Perché a Twitter è servito Google Cloud

Il contratto era stato sottoscritto nel 2018 e serviva ad aumentare la capacità di storage di Twitter

03/07/2023 di Gianmichele Laino

L’importanza dei servizi di cloud storage per i social network è innegabile, soprattutto in presenza di grandissimi volumi di traffico e in corrispondenza con una infrastruttura che non sembra avere delle forze necessarie a provvedere autonomamente. La situazione di Twitter, fino al 2018, era quella di sfruttare i servizi di Smyte (un servizio acquistato dal social network nel 2016) per garantire la sicurezza della navigazione degli utenti. Poi, è intervenuto un contratto con Google Cloud (secondo alcuni rumors, da un miliardo di euro complessivo) e un contratto con Amazon Web Services. Queste ultime due aziende hanno aumentato notevolmente la capacità di Twitter di gestire in sicurezza i propri utenti.

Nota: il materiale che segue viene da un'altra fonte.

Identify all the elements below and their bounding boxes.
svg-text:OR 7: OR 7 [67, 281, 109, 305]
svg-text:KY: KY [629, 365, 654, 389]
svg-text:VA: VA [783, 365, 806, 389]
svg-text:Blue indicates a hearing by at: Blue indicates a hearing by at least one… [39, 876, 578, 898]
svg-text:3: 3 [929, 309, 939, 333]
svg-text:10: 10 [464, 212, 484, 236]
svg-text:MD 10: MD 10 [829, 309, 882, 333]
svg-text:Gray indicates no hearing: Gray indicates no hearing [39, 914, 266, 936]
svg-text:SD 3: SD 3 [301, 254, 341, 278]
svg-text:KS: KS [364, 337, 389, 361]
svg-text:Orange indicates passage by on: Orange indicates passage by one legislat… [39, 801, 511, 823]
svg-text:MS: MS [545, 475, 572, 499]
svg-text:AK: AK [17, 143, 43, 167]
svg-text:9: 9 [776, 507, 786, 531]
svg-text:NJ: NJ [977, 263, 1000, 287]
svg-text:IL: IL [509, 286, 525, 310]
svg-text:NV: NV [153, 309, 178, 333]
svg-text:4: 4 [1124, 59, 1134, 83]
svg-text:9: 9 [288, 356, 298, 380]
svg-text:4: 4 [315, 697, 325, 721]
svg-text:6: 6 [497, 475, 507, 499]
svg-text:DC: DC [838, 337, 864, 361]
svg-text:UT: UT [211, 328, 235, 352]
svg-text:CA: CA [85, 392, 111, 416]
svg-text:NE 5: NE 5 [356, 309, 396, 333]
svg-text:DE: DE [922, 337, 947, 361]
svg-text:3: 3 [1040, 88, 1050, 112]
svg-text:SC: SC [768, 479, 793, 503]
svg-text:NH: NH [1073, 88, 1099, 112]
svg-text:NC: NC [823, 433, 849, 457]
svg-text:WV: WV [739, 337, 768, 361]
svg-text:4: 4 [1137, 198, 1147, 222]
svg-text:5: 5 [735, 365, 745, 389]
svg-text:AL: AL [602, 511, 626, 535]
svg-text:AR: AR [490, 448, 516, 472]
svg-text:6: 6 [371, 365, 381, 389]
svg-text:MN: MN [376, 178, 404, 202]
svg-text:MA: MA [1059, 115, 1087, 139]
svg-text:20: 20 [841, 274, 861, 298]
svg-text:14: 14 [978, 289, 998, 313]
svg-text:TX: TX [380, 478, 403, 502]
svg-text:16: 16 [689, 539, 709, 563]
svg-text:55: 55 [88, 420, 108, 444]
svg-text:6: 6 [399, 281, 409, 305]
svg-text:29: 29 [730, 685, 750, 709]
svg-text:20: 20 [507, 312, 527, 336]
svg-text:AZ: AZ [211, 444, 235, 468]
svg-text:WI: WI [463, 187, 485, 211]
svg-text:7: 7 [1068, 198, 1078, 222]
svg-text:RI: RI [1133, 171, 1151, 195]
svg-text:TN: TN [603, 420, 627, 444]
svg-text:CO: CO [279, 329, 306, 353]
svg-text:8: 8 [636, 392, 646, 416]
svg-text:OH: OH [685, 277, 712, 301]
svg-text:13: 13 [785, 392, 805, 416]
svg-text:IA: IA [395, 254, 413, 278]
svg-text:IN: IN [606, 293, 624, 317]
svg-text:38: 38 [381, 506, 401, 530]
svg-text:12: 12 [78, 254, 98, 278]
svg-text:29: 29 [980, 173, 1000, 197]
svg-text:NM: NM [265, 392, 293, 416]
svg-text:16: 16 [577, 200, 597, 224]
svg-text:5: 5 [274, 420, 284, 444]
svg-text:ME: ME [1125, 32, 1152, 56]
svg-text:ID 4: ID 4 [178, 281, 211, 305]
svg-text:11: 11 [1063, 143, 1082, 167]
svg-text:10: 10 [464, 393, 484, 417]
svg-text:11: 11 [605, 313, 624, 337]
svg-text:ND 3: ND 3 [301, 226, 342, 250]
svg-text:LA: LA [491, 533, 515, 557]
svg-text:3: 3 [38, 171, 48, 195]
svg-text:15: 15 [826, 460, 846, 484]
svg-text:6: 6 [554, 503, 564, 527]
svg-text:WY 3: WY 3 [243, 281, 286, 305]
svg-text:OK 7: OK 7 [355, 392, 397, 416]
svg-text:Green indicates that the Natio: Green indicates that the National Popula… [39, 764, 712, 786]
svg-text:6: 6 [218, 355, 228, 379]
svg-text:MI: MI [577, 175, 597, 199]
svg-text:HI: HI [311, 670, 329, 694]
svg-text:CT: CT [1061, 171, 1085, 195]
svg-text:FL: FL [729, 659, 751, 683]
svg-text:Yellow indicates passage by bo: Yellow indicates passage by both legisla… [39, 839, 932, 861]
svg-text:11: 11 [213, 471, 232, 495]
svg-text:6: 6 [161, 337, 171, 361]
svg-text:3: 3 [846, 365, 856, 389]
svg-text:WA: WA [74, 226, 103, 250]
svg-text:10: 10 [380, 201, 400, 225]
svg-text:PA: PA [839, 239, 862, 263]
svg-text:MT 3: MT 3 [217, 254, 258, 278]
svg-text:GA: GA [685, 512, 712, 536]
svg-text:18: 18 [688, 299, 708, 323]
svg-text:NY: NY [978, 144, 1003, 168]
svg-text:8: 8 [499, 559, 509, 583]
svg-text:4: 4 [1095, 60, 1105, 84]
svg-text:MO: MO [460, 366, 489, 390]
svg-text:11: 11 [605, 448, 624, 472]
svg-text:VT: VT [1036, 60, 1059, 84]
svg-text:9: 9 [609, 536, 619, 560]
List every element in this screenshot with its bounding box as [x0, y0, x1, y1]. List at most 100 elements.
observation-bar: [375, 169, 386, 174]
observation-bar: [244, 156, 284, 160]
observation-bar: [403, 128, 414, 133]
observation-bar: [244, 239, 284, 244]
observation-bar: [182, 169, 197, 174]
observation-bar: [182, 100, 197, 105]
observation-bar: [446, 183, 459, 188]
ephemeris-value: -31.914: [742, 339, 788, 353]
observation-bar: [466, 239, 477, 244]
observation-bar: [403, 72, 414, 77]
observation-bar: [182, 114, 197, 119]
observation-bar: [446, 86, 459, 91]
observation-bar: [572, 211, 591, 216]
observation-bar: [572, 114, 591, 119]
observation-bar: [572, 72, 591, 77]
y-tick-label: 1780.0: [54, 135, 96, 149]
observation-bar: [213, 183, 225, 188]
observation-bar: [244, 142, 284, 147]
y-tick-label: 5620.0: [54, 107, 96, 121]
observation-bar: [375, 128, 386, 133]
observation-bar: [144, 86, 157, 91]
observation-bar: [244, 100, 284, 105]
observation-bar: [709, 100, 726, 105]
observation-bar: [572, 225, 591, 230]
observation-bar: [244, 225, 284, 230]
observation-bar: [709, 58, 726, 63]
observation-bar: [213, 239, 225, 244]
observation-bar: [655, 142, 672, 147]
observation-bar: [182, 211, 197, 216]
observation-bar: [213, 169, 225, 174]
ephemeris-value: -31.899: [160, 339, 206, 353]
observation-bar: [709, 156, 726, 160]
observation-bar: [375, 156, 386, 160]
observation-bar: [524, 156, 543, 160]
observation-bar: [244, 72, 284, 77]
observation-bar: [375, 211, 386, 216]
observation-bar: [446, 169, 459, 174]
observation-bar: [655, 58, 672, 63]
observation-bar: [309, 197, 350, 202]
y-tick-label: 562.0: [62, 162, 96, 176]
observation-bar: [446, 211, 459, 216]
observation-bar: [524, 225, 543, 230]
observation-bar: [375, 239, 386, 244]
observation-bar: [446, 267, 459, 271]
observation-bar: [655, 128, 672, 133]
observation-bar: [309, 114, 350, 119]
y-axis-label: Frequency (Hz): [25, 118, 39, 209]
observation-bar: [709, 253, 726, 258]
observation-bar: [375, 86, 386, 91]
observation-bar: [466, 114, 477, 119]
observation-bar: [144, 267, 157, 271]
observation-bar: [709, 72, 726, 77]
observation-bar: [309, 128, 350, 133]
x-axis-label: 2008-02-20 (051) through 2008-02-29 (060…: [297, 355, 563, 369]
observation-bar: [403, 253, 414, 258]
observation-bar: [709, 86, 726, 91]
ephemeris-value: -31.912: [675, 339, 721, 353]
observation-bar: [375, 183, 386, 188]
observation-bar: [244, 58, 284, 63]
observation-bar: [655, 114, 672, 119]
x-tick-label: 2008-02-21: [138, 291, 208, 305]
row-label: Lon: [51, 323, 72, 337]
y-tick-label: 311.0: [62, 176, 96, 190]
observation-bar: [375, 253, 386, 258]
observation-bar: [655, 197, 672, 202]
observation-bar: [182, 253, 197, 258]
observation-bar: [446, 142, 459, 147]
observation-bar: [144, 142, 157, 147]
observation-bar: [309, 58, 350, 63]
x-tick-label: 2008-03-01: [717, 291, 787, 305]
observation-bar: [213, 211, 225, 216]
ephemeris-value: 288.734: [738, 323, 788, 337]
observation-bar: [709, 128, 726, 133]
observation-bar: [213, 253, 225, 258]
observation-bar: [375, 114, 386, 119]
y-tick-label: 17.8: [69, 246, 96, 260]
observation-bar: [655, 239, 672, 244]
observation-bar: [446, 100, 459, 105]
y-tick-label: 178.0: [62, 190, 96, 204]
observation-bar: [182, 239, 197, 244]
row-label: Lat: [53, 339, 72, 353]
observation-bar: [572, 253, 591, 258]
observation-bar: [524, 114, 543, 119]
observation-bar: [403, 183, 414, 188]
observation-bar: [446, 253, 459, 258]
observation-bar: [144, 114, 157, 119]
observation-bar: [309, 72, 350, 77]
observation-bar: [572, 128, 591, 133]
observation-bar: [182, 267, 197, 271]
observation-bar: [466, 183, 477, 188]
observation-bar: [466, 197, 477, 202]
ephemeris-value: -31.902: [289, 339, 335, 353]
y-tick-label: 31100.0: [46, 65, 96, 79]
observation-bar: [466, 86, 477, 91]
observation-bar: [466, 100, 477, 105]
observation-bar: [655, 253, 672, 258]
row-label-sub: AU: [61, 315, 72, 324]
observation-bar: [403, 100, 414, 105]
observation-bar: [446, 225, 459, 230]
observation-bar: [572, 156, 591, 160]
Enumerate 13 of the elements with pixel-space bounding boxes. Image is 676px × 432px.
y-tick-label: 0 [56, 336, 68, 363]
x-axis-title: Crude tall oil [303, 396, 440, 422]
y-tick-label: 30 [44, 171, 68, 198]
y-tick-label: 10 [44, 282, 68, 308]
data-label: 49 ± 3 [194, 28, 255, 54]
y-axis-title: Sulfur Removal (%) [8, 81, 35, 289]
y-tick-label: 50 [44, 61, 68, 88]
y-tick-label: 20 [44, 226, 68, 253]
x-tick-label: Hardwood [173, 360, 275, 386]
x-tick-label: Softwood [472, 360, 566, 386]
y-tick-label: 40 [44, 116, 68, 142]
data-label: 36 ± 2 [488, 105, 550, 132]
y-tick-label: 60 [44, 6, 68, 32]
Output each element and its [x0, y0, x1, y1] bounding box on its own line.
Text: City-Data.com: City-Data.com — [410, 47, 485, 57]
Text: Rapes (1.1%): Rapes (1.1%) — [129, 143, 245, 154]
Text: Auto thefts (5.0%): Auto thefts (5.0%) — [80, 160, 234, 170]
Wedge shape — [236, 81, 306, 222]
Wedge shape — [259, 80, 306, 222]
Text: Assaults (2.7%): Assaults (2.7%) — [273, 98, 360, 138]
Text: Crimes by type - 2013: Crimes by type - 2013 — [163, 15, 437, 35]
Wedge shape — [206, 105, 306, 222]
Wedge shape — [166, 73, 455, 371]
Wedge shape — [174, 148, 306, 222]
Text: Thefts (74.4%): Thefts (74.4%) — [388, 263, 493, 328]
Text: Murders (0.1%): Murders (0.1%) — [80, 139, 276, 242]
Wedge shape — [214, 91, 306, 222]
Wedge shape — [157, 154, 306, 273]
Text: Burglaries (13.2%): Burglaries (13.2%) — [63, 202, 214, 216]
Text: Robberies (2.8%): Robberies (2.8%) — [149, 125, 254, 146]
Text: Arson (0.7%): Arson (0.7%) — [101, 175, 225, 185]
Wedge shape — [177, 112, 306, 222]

LEGGI ANCHE > C’entra la trattativa estenuante tra Musk e Google Cloud sulla limitazione per i tweet?

A cosa serve il cloud a Twitter?

Un servizio come quello di Google Cloud consentiva a Twitter di avere a disposizione spazi di archiviazione molto grandi per importantissime quantità di dati da gestire. Ma Google Cloud metteva a disposizione anche diversi servizi del suo pacchetto dedicato, ad esempio per implementare le attività di moderazione della piattaforma social e la conseguente limitazione del caricamento di contenuti non consentiti.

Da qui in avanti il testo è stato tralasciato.